Professor Nicholas Canny MRIA, distinguished historian, received the RIA's premier award the Cunningham Medal

He is well known for his scholarship on both the History of Ireland and Atlantic History, and has also been an academic leader at the National University of Ireland, Galway where he was Vice President for Research, 2005-8. During this tenure he worked with his peers in six other universities to have Humanities and Social Studies opened up to the possibilities of major funding under the government’s PRTLI (Programme for Research in Third Level Institutions) scheme.

Professor Canny’s international standing as a historian has been recognised both through his election to fellowship in a number of other academies, including the British Academy and the American Philosophical Society, and his appointment as editor for the first volume of The Oxford History of the British Empire.

Professor Canny served as President of the Royal Irish Academy from 2008-2011, and subsequently was appointed by the European Commission as a member of the Scientific Council of the European Research Council (2011-16). There he was elected by his peers to serve as Chair of the Open Access Committee where he succeeded in having the Commission’s Open Access rules made more hospitable for researchers in Humanities and Social Sciences.

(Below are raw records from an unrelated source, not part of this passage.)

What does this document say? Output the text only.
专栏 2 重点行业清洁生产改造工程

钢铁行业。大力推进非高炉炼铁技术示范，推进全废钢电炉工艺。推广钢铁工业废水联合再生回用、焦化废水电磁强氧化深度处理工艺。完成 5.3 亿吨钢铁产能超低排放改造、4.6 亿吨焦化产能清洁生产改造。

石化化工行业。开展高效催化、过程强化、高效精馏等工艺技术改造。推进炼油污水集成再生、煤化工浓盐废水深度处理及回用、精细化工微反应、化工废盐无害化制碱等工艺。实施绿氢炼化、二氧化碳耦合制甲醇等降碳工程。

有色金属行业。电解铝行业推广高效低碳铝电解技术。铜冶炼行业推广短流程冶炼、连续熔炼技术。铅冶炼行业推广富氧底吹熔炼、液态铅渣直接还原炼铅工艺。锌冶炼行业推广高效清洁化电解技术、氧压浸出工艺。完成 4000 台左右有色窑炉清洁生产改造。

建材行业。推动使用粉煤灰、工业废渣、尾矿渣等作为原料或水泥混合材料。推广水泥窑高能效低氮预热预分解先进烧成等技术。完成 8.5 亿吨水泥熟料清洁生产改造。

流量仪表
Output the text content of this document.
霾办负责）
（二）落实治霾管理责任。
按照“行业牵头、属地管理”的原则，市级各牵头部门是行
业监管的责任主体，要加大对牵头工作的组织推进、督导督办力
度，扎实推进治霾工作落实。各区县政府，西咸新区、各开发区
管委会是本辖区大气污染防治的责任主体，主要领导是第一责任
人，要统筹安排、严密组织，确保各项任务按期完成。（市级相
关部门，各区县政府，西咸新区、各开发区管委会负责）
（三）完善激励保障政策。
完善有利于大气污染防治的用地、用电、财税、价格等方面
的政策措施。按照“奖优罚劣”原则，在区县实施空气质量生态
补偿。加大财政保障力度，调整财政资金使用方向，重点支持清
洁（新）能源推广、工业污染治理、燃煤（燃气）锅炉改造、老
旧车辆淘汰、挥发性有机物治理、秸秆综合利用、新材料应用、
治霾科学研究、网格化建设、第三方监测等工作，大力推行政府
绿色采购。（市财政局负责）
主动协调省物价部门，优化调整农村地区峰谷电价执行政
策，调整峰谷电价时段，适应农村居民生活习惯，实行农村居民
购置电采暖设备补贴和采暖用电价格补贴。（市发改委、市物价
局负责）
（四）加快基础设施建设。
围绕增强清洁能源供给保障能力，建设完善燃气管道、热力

Peter Kennedy, President of the Royal Irish Academy congratulated Professor Canny for his enormous contribution to scholarship, and for his work to further the objectives of the Academy where, since his election in 1981, he has served repeatedly both on Council and in Office most notably as President from 2008-2011.

On hearing the news that he was to be the 2020 Cunningham Medallist, Professor Canny said that association with the Royal Irish Academy had helped to guide and enrich his work throughout most of his career and that this award of the Academy’s highest honour had placed him further in its debt.